Step 2: Write the YAML contract. Translate the agreement into a dbt model definition with contract: {enforced: true}, column declarations with types, and any constraints:

models:
  - name: mrt__analytics__customers
    access: public
    config:
      materialized: table
      contract:
        enforced: true
    columns:
      - name: customer__id
        data_type: integer
        constraints:
          - type: not_null
          - type: primary_key
      - name: customer__name
        data_type: text
      - name: customer__lifetime_value
        data_type: numeric(38,2)
      - name: customer__segment
        data_type: text
      - name: customer__is_active
        data_type: boolean

Step 3: Implement the model. Write SQL that satisfies the contract. If your query returns a column with the wrong type, or returns columns the YAML doesn’t declare, dbt compile tells you immediately:

Compilation Error in model mrt__analytics__customers
  This model has an enforced contract that failed.

| column_name              | definition_type | contract_type | mismatch_reason    |
| ------------------------ | --------------- | ------------- | ------------------ |
| customer__lifetime_value | TEXT            | NUMERIC(38,2) | data type mismatch |

The compile step is the feedback loop. You’re not running the full build and checking test output — you’re compiling, seeing exactly what doesn’t match, and fixing it. CI validates the rest.

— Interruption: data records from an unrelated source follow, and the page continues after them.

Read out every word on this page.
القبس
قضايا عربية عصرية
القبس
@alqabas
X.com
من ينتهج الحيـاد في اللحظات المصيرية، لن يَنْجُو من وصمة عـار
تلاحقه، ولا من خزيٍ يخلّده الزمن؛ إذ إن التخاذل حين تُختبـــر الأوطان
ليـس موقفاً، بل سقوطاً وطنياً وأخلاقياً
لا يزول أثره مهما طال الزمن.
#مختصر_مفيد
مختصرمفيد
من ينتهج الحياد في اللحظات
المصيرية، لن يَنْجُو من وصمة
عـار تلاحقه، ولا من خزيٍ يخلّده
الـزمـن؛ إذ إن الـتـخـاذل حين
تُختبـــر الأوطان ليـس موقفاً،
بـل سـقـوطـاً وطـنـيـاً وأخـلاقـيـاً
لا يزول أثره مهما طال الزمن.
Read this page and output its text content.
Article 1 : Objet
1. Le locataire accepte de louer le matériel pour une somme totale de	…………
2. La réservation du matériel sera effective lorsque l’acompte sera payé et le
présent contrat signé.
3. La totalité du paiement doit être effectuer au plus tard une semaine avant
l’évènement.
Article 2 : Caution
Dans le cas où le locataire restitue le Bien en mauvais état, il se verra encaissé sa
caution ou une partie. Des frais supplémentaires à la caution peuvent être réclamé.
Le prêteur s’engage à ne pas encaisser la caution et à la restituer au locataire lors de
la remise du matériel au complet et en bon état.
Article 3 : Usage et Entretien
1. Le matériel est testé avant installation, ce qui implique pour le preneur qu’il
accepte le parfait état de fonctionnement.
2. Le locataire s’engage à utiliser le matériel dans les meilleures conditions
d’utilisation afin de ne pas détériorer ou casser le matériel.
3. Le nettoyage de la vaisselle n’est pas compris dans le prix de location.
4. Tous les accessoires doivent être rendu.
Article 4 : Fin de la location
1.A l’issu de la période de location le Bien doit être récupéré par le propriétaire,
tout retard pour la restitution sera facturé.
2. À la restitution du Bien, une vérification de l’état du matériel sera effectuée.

Step 4: Mark the contract as the canonical interface. Once the model builds cleanly, set access: public and communicate the version to consumers. They can start referencing ref('your_project', 'mrt__analytics__customers') knowing the contract guarantees the shape.

Why This Order Matters

The retrofit approach — write the model, add the contract to describe it — treats the contract as documentation of what already exists. The contract reflects implementation decisions made without consumer input.

Contract-first inverts the dependency. Consumers express their needs. The contract captures those needs. The SQL exists to satisfy the contract. This is a meaningful difference in practice:

Columns that consumers don’t need don’t end up in the contract, which keeps marts focused
Type decisions are made consciously rather than defaulting to whatever SQL returns
Breaking changes require explicit renegotiation, because the contract was the original agreement
Multiple downstream consumers can review the proposed YAML and flag problems before implementation begins

The friction cost is upfront coordination, which feels slower. The payoff is that the model’s interface is deliberately designed rather than accidentally documented.

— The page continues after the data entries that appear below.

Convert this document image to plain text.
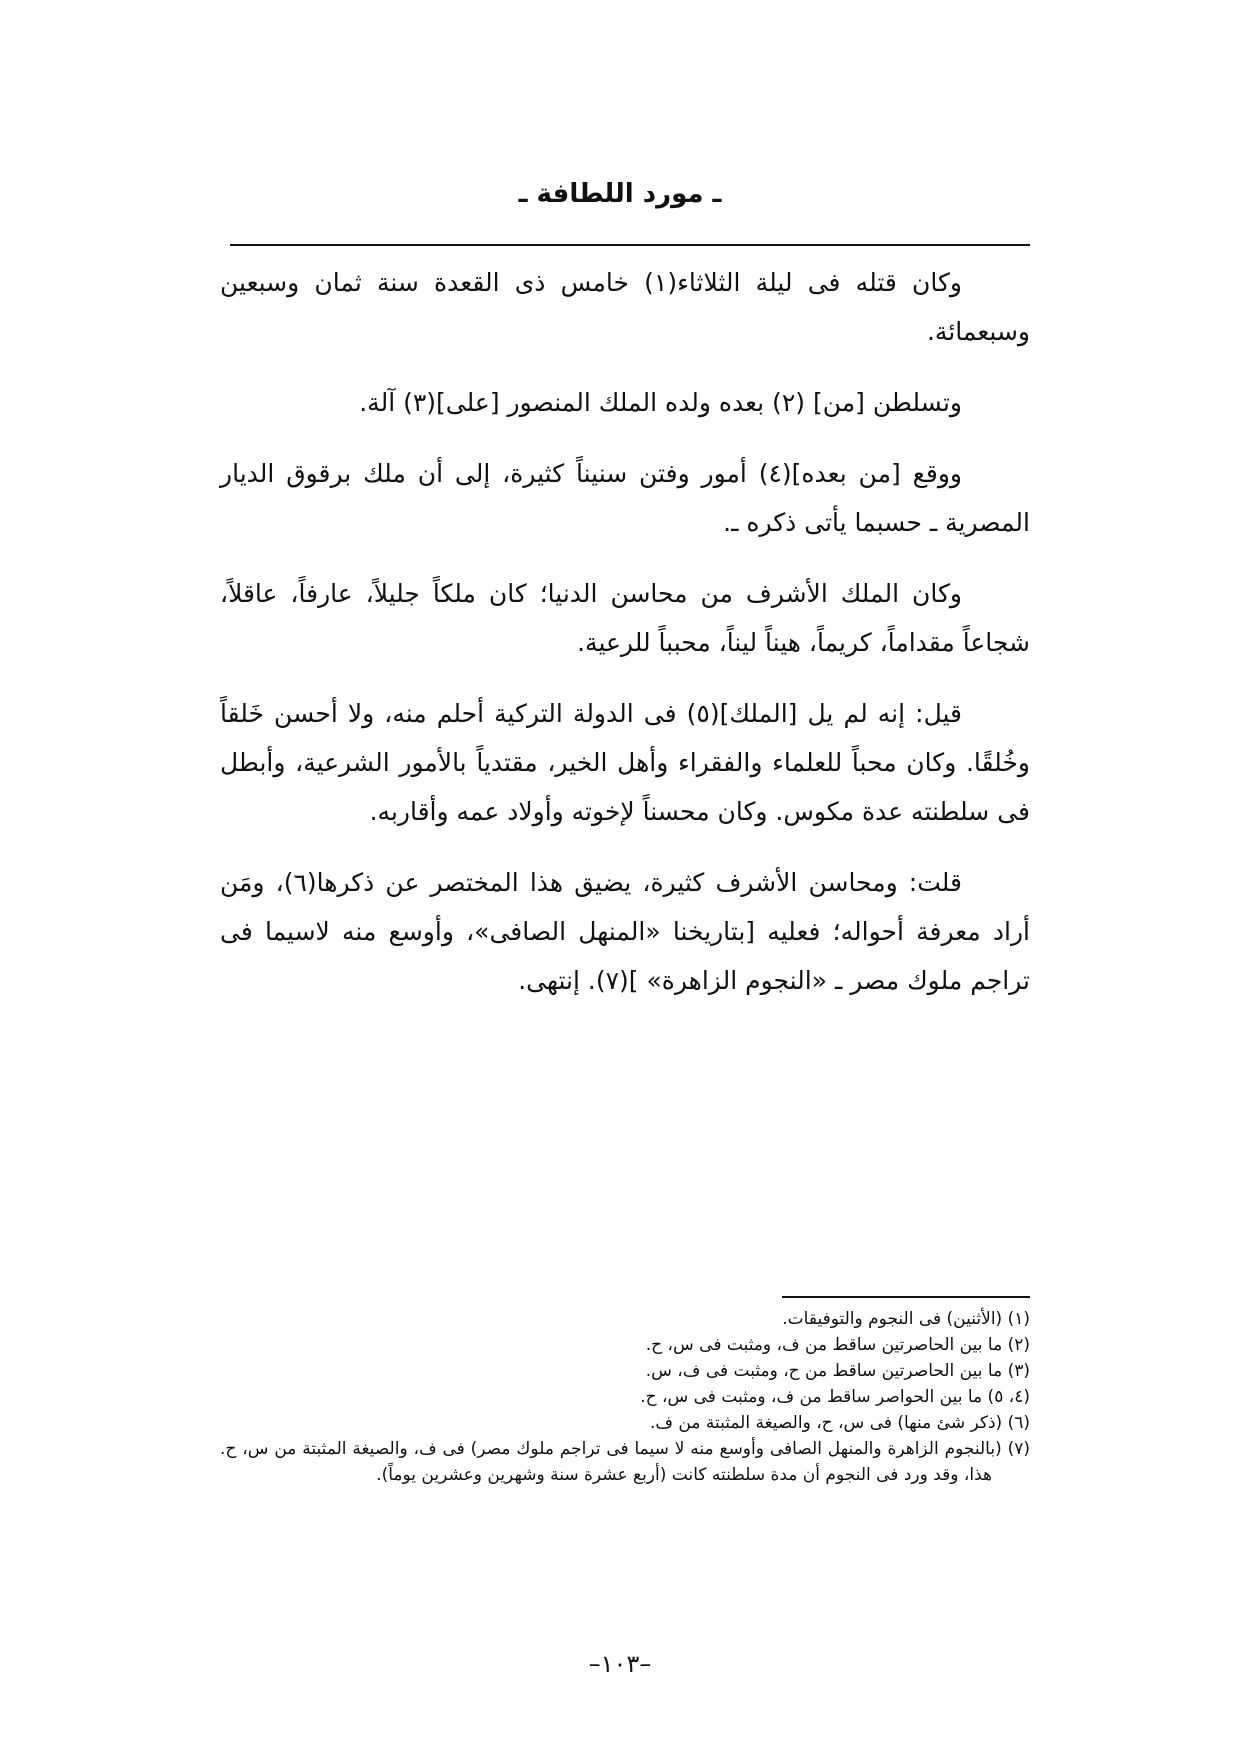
ـ مورد اللطافة ـ

وكان قتله فى ليلة الثلاثاء(١) خامس ذى القعدة سنة ثمان وسبعين وسبعمائة.

وتسلطن [من] (٢) بعده ولده الملك المنصور [على](٣) آلة.

ووقع [من بعده](٤) أمور وفتن سنيناً كثيرة، إلى أن ملك برقوق الديار المصرية ـ حسبما يأتى ذكره ـ.

وكان الملك الأشرف من محاسن الدنيا؛ كان ملكاً جليلاً، عارفاً، عاقلاً، شجاعاً مقداماً، كريماً، هيناً ليناً، محبباً للرعية.

قيل: إنه لم يل [الملك](٥) فى الدولة التركية أحلم منه، ولا أحسن خَلقاً وخُلقًا. وكان محباً للعلماء والفقراء وأهل الخير، مقتدياً بالأمور الشرعية، وأبطل فى سلطنته عدة مكوس. وكان محسناً لإخوته وأولاد عمه وأقاربه.

قلت: ومحاسن الأشرف كثيرة، يضيق هذا المختصر عن ذكرها(٦)، ومَن أراد معرفة أحواله؛ فعليه [بتاريخنا «المنهل الصافى»، وأوسع منه لاسيما فى تراجم ملوك مصر ـ «النجوم الزاهرة» ](٧). إنتهى.

(١) (الأثنين) فى النجوم والتوفيقات.

(٢) ما بين الحاصرتين ساقط من ف، ومثبت فى س، ح.

(٣) ما بين الحاصرتين ساقط من ح، ومثبت فى ف، س.

(٤، ٥) ما بين الحواصر ساقط من ف، ومثبت فى س، ح.

(٦) (ذكر شئ منها) فى س، ح، والصيغة المثبتة من ف.

(٧) (بالنجوم الزاهرة والمنهل الصافى وأوسع منه لا سيما فى تراجم ملوك مصر) فى ف، والصيغة المثبتة من س، ح. هذا، وقد ورد فى النجوم أن مدة سلطنته كانت (أربع عشرة سنة وشهرين وعشرين يوماً).

–١٠٣–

ODCS + Data Contract CLI Integration

The Open Data Contract Standard (ODCS) takes this further. You can define a contract using the ODCS YAML specification — which captures SLAs, ownership metadata, and quality rules beyond what dbt handles — and then generate dbt model YAML from it using the Data Contract CLI:

datacontract export --format dbt

The generated dbt YAML is a subset of the broader contract, focused on the structural guarantees dbt can enforce at compile time. The broader ODCS contract lives as a standalone document covering the full data product agreement: who owns it, what SLAs apply, what quality rules are embedded.

This bridges two levels of contract:

Organizational level: the ODCS contract, agreed to by producers and consumers, covering the full data product lifecycle
Technical level: the dbt model contract, enforced at compile time, covering structural guarantees

The workflow: define the ODCS contract (with or without tooling, a YAML file is enough), run datacontract export --format dbt to generate the initial column declarations, then add the implementation SQL. Changes to the organizational contract can be re-exported to keep the dbt YAML in sync.

For teams that don’t need ODCS’s organizational metadata yet, the contract-first approach doesn’t require it. You just write the YAML yourself, agree on it with consumers before writing SQL, and use dbt compile as the implementation feedback loop.

Practical Starting Point

The contract-first approach is most valuable for:

New models that will be access: public
Models in a dbt Mesh setup where cross-project consumers exist from day one
High-stakes tables (executive dashboards, partner data feeds) where interface stability matters immediately

For internal models that nobody else depends on, the overhead of formal contract-first design isn’t justified. The governance investment scales with how many consumers depend on the interface.

The rollout strategy for existing models describes how to retrofit contracts on already-built models. Contract-first is the forward-looking version of that work — the approach that makes retrofitting unnecessary.